Instead of converting the PySpark DataFrame to an RDD and then mapping it to a dictionary, you can directly convert the DataFrame to a Pandas DataFrame and then to a dictionary. Here's an updated version of your code that should work:

from pyspark.sql.types import StructType, StructField, StringType
import pandas as pd

data2 = [
    ("Test_Conv1", "[email protected]", "Olivia", "A", '3000000000'),
    ("Test_Conv2", "[email protected]", "Jack", "B", '4000000000'),
    ("Test_Conv3", "[email protected]", "Williams", "C", '5000000000'),
    ("Test_Conv4", "[email protected]", "Jones", "D", '6000000000'),
    ("Test_Conv5", "[email protected]", "Brown", None, '9000000000')
]

schema = StructType([
    StructField("LastName", StringType(), True),
    StructField("Email", StringType(), True),
    StructField("FirstName", StringType(), True),
    StructField("MiddleName", StringType(), True),
    StructField("Phone", StringType(), True)
])

df = spark.createDataFrame(data=data2, schema=schema)

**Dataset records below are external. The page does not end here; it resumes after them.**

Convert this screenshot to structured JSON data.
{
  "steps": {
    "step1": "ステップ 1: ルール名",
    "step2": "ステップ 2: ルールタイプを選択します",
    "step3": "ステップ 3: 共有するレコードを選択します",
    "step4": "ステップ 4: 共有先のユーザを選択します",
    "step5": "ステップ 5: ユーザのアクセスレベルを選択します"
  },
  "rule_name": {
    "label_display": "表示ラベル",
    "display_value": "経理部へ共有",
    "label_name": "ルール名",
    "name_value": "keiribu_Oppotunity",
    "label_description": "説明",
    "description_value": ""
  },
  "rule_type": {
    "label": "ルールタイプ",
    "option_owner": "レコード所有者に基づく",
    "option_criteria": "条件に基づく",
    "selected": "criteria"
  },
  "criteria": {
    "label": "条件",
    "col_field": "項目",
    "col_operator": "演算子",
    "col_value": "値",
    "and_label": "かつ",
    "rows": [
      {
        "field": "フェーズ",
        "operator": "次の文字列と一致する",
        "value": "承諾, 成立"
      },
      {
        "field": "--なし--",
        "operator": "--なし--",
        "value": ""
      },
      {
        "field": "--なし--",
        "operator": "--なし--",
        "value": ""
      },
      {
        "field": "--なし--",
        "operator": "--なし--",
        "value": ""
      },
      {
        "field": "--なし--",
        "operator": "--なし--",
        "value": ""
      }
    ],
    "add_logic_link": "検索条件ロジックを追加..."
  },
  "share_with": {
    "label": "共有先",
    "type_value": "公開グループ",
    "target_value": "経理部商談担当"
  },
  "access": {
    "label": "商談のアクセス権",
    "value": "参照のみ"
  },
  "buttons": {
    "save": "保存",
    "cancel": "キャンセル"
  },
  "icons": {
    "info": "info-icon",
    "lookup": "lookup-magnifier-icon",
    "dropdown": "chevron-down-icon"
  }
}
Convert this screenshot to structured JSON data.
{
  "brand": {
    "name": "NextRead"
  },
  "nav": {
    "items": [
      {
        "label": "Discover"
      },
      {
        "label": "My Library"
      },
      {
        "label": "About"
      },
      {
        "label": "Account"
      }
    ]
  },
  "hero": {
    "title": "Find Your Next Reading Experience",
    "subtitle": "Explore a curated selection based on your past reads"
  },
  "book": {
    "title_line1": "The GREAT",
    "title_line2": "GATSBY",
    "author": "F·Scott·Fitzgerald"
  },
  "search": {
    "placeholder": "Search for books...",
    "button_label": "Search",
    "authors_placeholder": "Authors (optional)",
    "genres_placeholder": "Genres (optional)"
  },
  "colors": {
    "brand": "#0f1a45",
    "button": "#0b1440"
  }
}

# Convert PySpark DataFrame to Pandas DataFrame
pandas_df = df.toPandas()

# Convert Pandas DataFrame to dictionary
df_contact = pandas_df.to_dict(orient='records')

# Load data into Salesforce
sf.bulk.Contact.insert(df_contact, batch_size=20000, use_serial=True)

By converting the DataFrame to a Pandas DataFrame, you can easily use the to_dict() method to convert it to a list of dictionaries that can be accepted by the simple_salesforce library for insertion into Salesforce.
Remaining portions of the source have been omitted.